Jesús sanó a Saulo de su ceguera espiritual, como también lo haría con su ceguera física a través de su fiel discípulo Ananías, a quien envió a él en cuanto hubo llegado a Damasco. En la vacilación de Ananías se percibe aún el terror que Saulo había sembrado entre los fieles. Sin embargo, Jesús ya había hecho su obra y Saulo estaba dispuesto a servirle.

Llegados a este punto, quisiera expresar mi gran gratitud al Señor por haber mostrado tanta misericordia al perseguidor Saulo y haberle confiado una misión tan inmensa. Antes era un celoso defensor de la Ley, pero, por desgracia, movido por ese celo ciego que siempre es peligroso y que ha causado tanto sufrimiento, tanto en la historia de la Iglesia como de la humanidad en general. Pero Dios vio el corazón de Saulo de Tarso y lo liberó de su ceguera. Así se convirtió en el gran apóstol del que emanaron tantas bendiciones y cuyas cartas seguimos leyendo hasta el día de hoy con tanto provecho espiritual.
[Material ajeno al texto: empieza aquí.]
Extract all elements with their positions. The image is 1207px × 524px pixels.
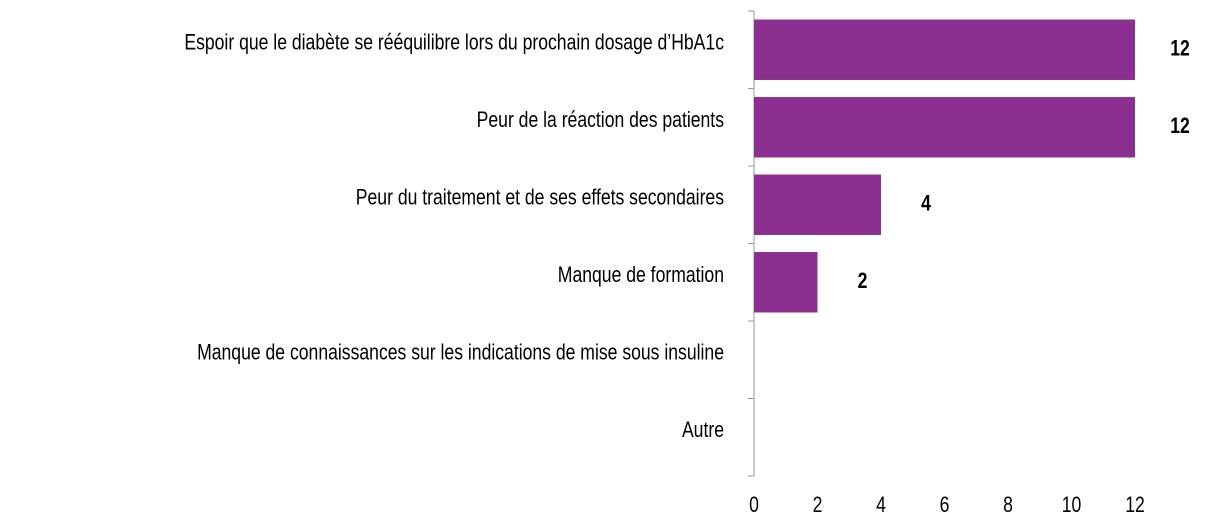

También quiero expresar mi gratitud a San Pablo por haber seguido tan fielmente la llamada del Señor, asumiendo tantas fatigas e incluso la muerte violenta por su causa. Merece todo nuestro respeto y amor. En estos días le pedimos especialmente que asista a la Iglesia para que se atenga sin reservas a las enseñanzas de los apóstoles sin desviarse jamás, así como él permaneció fiel al Señor hasta la muerte.